Muhsin Yazıcıoğlu’nun ölümüyle ilgili çarpıcı gelişme

featured
service
Paylaş

Bu Yazıyı Paylaş

veya linki kopyala

Büyük Birlik Partisi (BBP) Kurucu Genel Başkanı Muhsin Yazıcıoğlu’nun helikopterinin 2009 yılında Kahramanmaraş’ta düşmesiyle ilgili yürütülen soruşturmayı FETÖ elebaşı Fetullah Gülen ve örgüt yöneticilerinin talimatıyla yönlendirdikleri öne sürülen 19 kişinin yargılandığı davanın 13’üncü duruşması görüldü.

2’nci Ağır Ceza Mahkemesi’nde görülen duruşmaya tutuksuz sanık Ebubekir Semih Yüksekkaya, taraf avukatları, Muhsin Yazıcıoğlu’nun eşi Gülefer Yazıcıoğlu, oğlu Fatih Furkan Yazıcıoğlu, ağabeyi Yusuf Yazıcıoğlu, CHP Genel Lider Yardımcıları Murat Bakan ve Sevgi Kılıç, Milli Yol Partisi Genel Lideri Remzi Çayır ile partililer katıldı. Öteki sanıkların katılmadığı duruşmaya tutuksuz sanık Davut Uçum, öteki hatadan hükümlü olduğu cezaevinden SEGBİS ile duruşma salonuna bağlandı.

“HIRSIZLIKTAN DAVA AÇILMASINI ANLAMIYORUM”

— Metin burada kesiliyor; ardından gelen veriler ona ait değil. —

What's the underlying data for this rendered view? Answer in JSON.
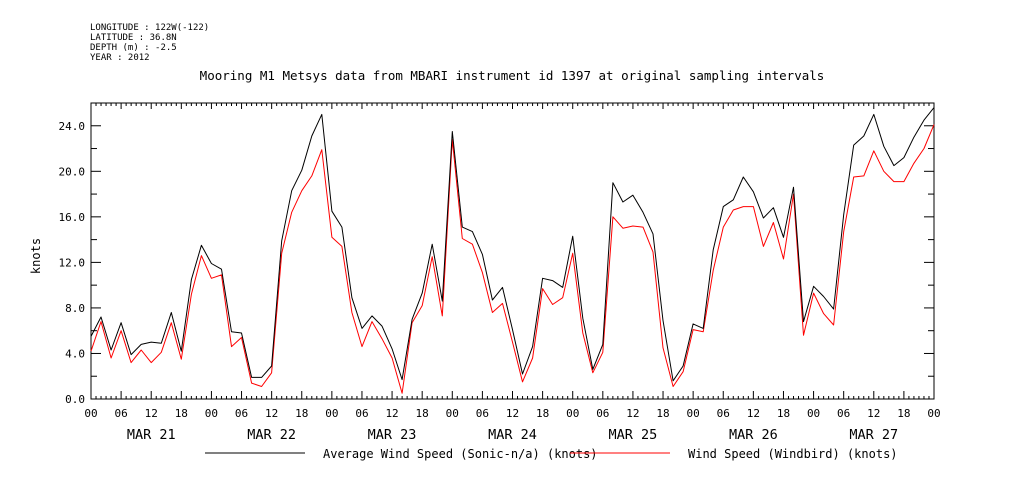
{
  "metadata": {
    "longitude": "LONGITUDE : 122W(-122)",
    "latitude": "LATITUDE : 36.8N",
    "depth": "DEPTH (m) : -2.5",
    "year": "YEAR : 2012"
  },
  "chart_data": {
    "type": "line",
    "title": "Mooring M1 Metsys data from MBARI instrument id 1397 at original sampling intervals",
    "xlabel": "",
    "ylabel": "knots",
    "ylim": [
      0,
      26
    ],
    "y_ticks": [
      "0.0",
      "4.0",
      "8.0",
      "12.0",
      "16.0",
      "20.0",
      "24.0"
    ],
    "x_range_hours": [
      0,
      168
    ],
    "x_tick_labels": [
      "00",
      "06",
      "12",
      "18",
      "00",
      "06",
      "12",
      "18",
      "00",
      "06",
      "12",
      "18",
      "00",
      "06",
      "12",
      "18",
      "00",
      "06",
      "12",
      "18",
      "00",
      "06",
      "12",
      "18",
      "00",
      "06",
      "12",
      "18",
      "00"
    ],
    "day_labels": [
      "MAR 21",
      "MAR 22",
      "MAR 23",
      "MAR 24",
      "MAR 25",
      "MAR 26",
      "MAR 27"
    ],
    "grid": false,
    "legend_position": "bottom",
    "series": [
      {
        "name": "Average Wind Speed (Sonic-n/a) (knots)",
        "color": "#000000",
        "x": [
          0,
          2,
          4,
          6,
          8,
          10,
          12,
          14,
          16,
          18,
          20,
          22,
          24,
          26,
          28,
          30,
          32,
          34,
          36,
          38,
          40,
          42,
          44,
          46,
          48,
          50,
          52,
          54,
          56,
          58,
          60,
          62,
          64,
          66,
          68,
          70,
          72,
          74,
          76,
          78,
          80,
          82,
          84,
          86,
          88,
          90,
          92,
          94,
          96,
          98,
          100,
          102,
          104,
          106,
          108,
          110,
          112,
          114,
          116,
          118,
          120,
          122,
          124,
          126,
          128,
          130,
          132,
          134,
          136,
          138,
          140,
          142,
          144,
          146,
          148,
          150,
          152,
          154,
          156,
          158,
          160,
          162,
          164,
          166,
          168
        ],
        "values": [
          5.5,
          7.2,
          4.3,
          6.7,
          3.9,
          4.8,
          5.0,
          4.9,
          7.6,
          4.2,
          10.5,
          13.5,
          11.9,
          11.4,
          5.9,
          5.8,
          1.9,
          1.9,
          2.9,
          13.9,
          18.3,
          20.1,
          23.1,
          25.0,
          16.5,
          15.1,
          8.9,
          6.2,
          7.3,
          6.4,
          4.4,
          1.7,
          7.0,
          9.3,
          13.6,
          8.6,
          23.5,
          15.1,
          14.7,
          12.7,
          8.7,
          9.8,
          6.1,
          2.2,
          4.6,
          10.6,
          10.4,
          9.8,
          14.3,
          7.1,
          2.6,
          4.8,
          19.0,
          17.3,
          17.9,
          16.4,
          14.5,
          6.9,
          1.6,
          2.9,
          6.6,
          6.2,
          13.1,
          16.9,
          17.5,
          19.5,
          18.2,
          15.9,
          16.8,
          14.2,
          18.6,
          6.8,
          9.9,
          9.0,
          7.9,
          16.2,
          22.3,
          23.1,
          25.0,
          22.2,
          20.5,
          21.2,
          23.0,
          24.5,
          25.6
        ],
        "values_bounded": true
      },
      {
        "name": "Wind Speed (Windbird) (knots)",
        "color": "#ff0000",
        "x": [
          0,
          2,
          4,
          6,
          8,
          10,
          12,
          14,
          16,
          18,
          20,
          22,
          24,
          26,
          28,
          30,
          32,
          34,
          36,
          38,
          40,
          42,
          44,
          46,
          48,
          50,
          52,
          54,
          56,
          58,
          60,
          62,
          64,
          66,
          68,
          70,
          72,
          74,
          76,
          78,
          80,
          82,
          84,
          86,
          88,
          90,
          92,
          94,
          96,
          98,
          100,
          102,
          104,
          106,
          108,
          110,
          112,
          114,
          116,
          118,
          120,
          122,
          124,
          126,
          128,
          130,
          132,
          134,
          136,
          138,
          140,
          142,
          144,
          146,
          148,
          150,
          152,
          154,
          156,
          158,
          160,
          162,
          164,
          166,
          168
        ],
        "values": [
          4.2,
          6.8,
          3.6,
          6.0,
          3.2,
          4.3,
          3.2,
          4.1,
          6.7,
          3.5,
          9.2,
          12.6,
          10.6,
          10.9,
          4.6,
          5.4,
          1.4,
          1.1,
          2.3,
          12.8,
          16.4,
          18.3,
          19.6,
          21.9,
          14.2,
          13.4,
          7.6,
          4.6,
          6.8,
          5.3,
          3.6,
          0.5,
          6.7,
          8.2,
          12.5,
          7.3,
          22.8,
          14.1,
          13.6,
          11.1,
          7.6,
          8.4,
          5.0,
          1.5,
          3.6,
          9.7,
          8.3,
          8.9,
          12.8,
          5.8,
          2.3,
          4.1,
          16.0,
          15.0,
          15.2,
          15.1,
          12.9,
          4.5,
          1.1,
          2.4,
          6.1,
          5.9,
          11.3,
          15.1,
          16.6,
          16.9,
          16.9,
          13.4,
          15.5,
          12.3,
          18.0,
          5.6,
          9.3,
          7.5,
          6.5,
          14.7,
          19.5,
          19.6,
          21.8,
          20.0,
          19.1,
          19.1,
          20.7,
          22.0,
          24.1
        ]
      }
    ]
  }
}
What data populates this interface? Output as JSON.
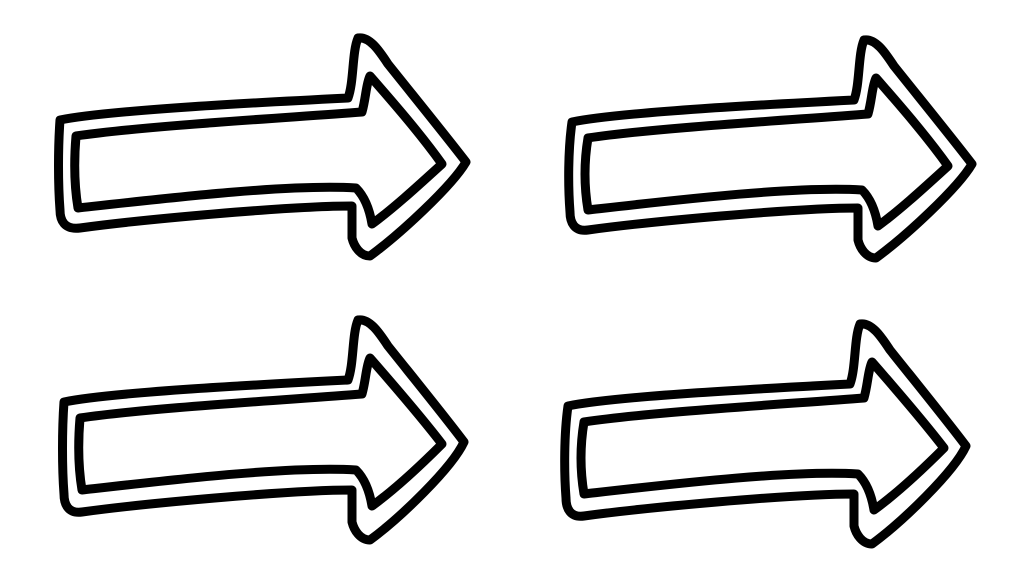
{
  "canvas": {
    "background": "#ffffff"
  },
  "palette": {
    "ink": "#000000",
    "paper": "#ffffff"
  },
  "arrows": [
    {
      "icon": "right-arrow-icon",
      "direction": "right",
      "style": "hand-drawn double outline"
    },
    {
      "icon": "right-arrow-icon",
      "direction": "right",
      "style": "hand-drawn double outline"
    },
    {
      "icon": "right-arrow-icon",
      "direction": "right",
      "style": "hand-drawn double outline"
    },
    {
      "icon": "right-arrow-icon",
      "direction": "right",
      "style": "hand-drawn double outline"
    }
  ]
}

Duruşma, Davut Uçum’un savunmasıyla başladı. Uçum, suçlamaları kabul etmedi. İddianamede kendisine yöneltilen hırsızlık suçlamalarını reddeden Uçum, “Bir evvelki mahkemede kanıtlarıyla aygıtlar ilgili hususu açıkladım. Esasen şunu hiçbir vakit anlamadım, kanıt niteliğindeki aygıtlardan ötürü savcı hırsızlıktan açıyor. Ben bunu hiçbir vakit anlamadım, anlamayacağım da esasen. Bu kanıtları kimlerin yok ettiğini artık herkes biliyor. Bundan sonra ‘Cihazları bu askerler çaldı, aldı’ diyenler suçlularla iş birliği içindedir. Bilerek yanıltmaktadırlar. Bunların hepsi aşikâr ve ben size bir tane kanıt sunmadım onlarca kanıt sundum, hepsi de türel kanıtlar. Bunların içinde uzman raporları var, ODTÜ’nün raporu var” diye konuştu.

‘İFTİRA’ DEDİ

Tutuksuz sanık Ebubekir Semih Yüksekkaya da suçlamaları reddederek kendisini şöyle savundu:

*Bir kaza kırım incelemesi yapılıyorsa, savcılık girmeden hiç kimsenin o bölgeye girmesine koruma edilmez ve etrafı emniyet şeridi içerisinde alınır. Ama maalesef bu kaza soruşturma heyetimiz en düşük sözle vazifesi suistimal etmişlerdir ve görevlerini gereğince yerine getirmemişlerdir.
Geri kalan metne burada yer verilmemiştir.